1 Boeing YC-97A Stratofreighter
Cargo Capacity: 20 tons
While in limited numbers, the Boeing YC-97A Stratofreighter, a test aircraft that would end up being the C-97 Stratofreighter, was one of the largest aircraft to participate in the mission to help Berlin. Miller stated that the airlift “served as a test for another giant aircraft,” namely the YC-97A. The aircraft arrived in Germany on May 1, 1949, with the aircraft flying 23 missions and delivering 444.8 tons of cargo to Berlin.
6,900 km (4,300 mi)
On May 24, the single Boeing YC-97A Stratofreighter experienced an incident when engine issues forced it to make an emergency landing at RAF Gatow inside Berlin.
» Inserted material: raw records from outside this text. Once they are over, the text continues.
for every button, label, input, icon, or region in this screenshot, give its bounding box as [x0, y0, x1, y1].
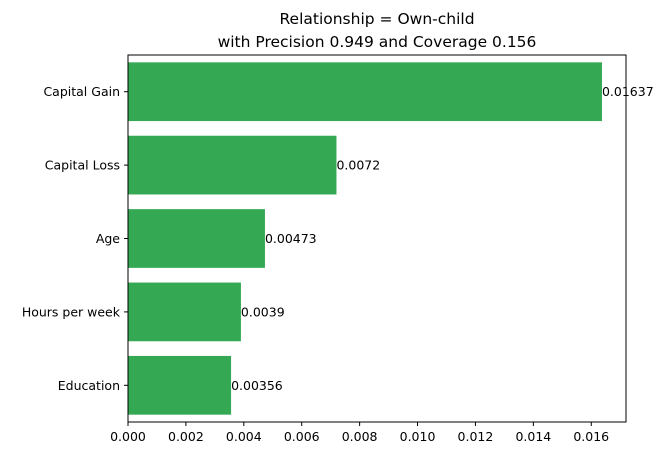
data-labels-group: 0.01637 0.0072 0.00473 0.0039 0.00356 — [231, 84, 654, 393]
x-tick-label: 0.006 — [284, 429, 320, 444]
chart-subtitle: with Precision 0.949 and Coverage 0.156 — [218, 33, 537, 51]
y-axis-ticks: Capital Gain Capital Loss Age Hours per wee… — [22, 84, 128, 393]
x-tick-label: 0.012 — [458, 429, 494, 444]
y-tick-label: Capital Loss — [45, 158, 120, 173]
data-label: 0.01637 — [602, 84, 654, 99]
data-label: 0.00473 — [265, 231, 317, 246]
x-tick-label: 0.004 — [226, 429, 262, 444]
x-tick-label: 0.016 — [573, 429, 609, 444]
x-tick-label: 0.014 — [515, 429, 551, 444]
x-axis-ticks: 0.000 0.002 0.004 0.006 0.008 0.010 0.012 0.014… — [110, 422, 609, 444]
x-tick-label: 0.002 — [168, 429, 204, 444]
x-tick-label: 0.010 — [400, 429, 436, 444]
bar-capital-gain — [128, 62, 602, 121]
x-tick-label: 0.000 — [110, 429, 146, 444]
data-label: 0.0072 — [336, 158, 380, 173]
y-tick-label: Education — [58, 378, 120, 393]
bar-age — [128, 209, 265, 268]
data-label: 0.00356 — [231, 378, 283, 393]
bars-group — [128, 62, 602, 414]
chart-title: Relationship = Own-child — [279, 10, 474, 28]
bar-capital-loss — [128, 136, 336, 195]
x-tick-label: 0.008 — [342, 429, 378, 444]
y-tick-label: Hours per week — [22, 304, 121, 319]
bar-education — [128, 356, 231, 415]
bar-hours-per-week — [128, 283, 241, 342]
y-tick-label: Capital Gain — [43, 84, 120, 99]
y-tick-label: Age — [96, 231, 120, 246]
data-label: 0.0039 — [241, 304, 285, 319]
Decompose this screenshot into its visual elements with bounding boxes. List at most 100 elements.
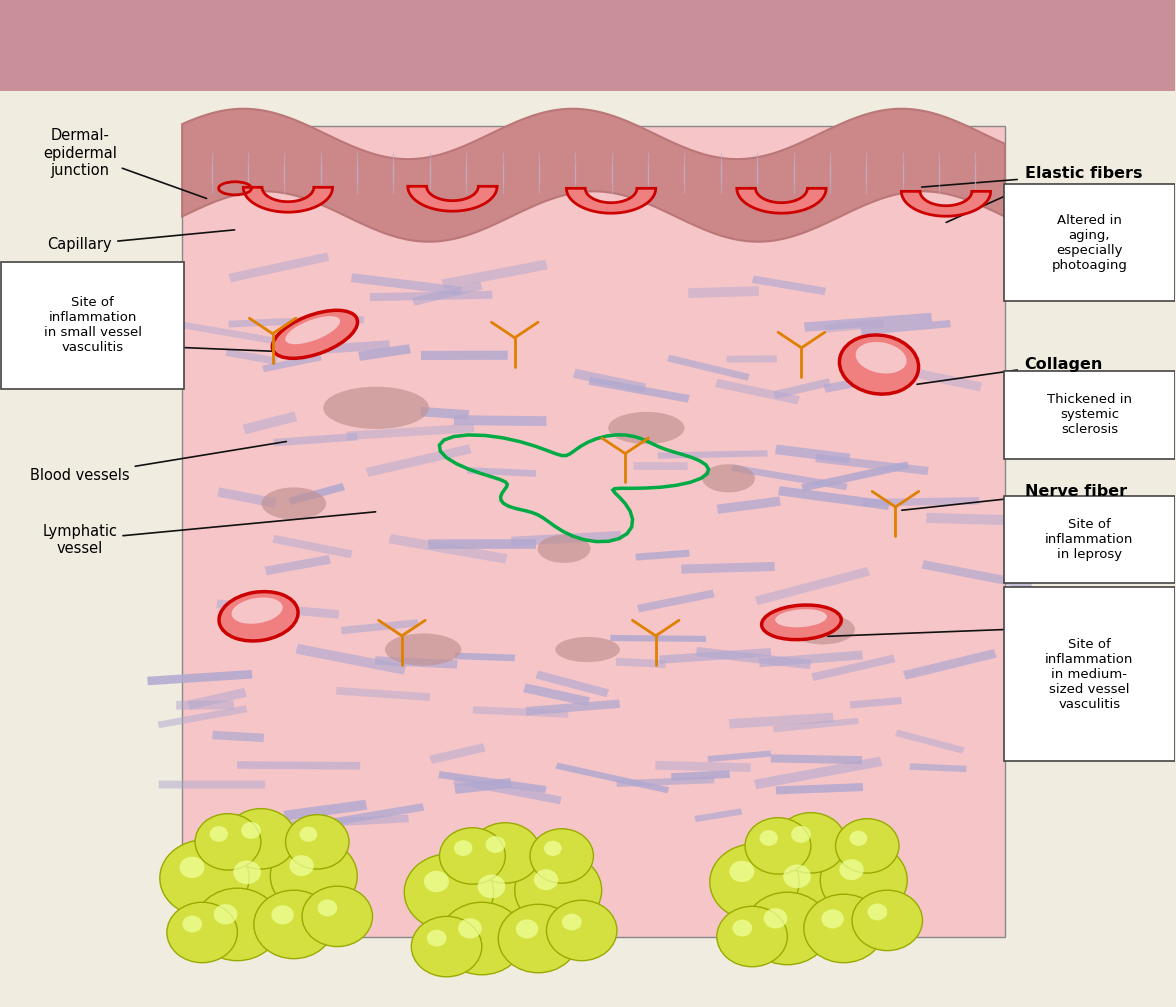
- Polygon shape: [439, 771, 547, 794]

The aircraft blew four tires and damaged the runway at the base, which closed it temporarily. After it received new engines, the YC-97A flew back to the US.
Notably, another giant, the Douglas C-74, participated in the airlift. However, the Air & Space Forces magazine stated that the aircraft completed 24 sorties and carried 429 tons of cargo into the city, just shy of the Boeing YC-97 Stratofreigther’s tonnage.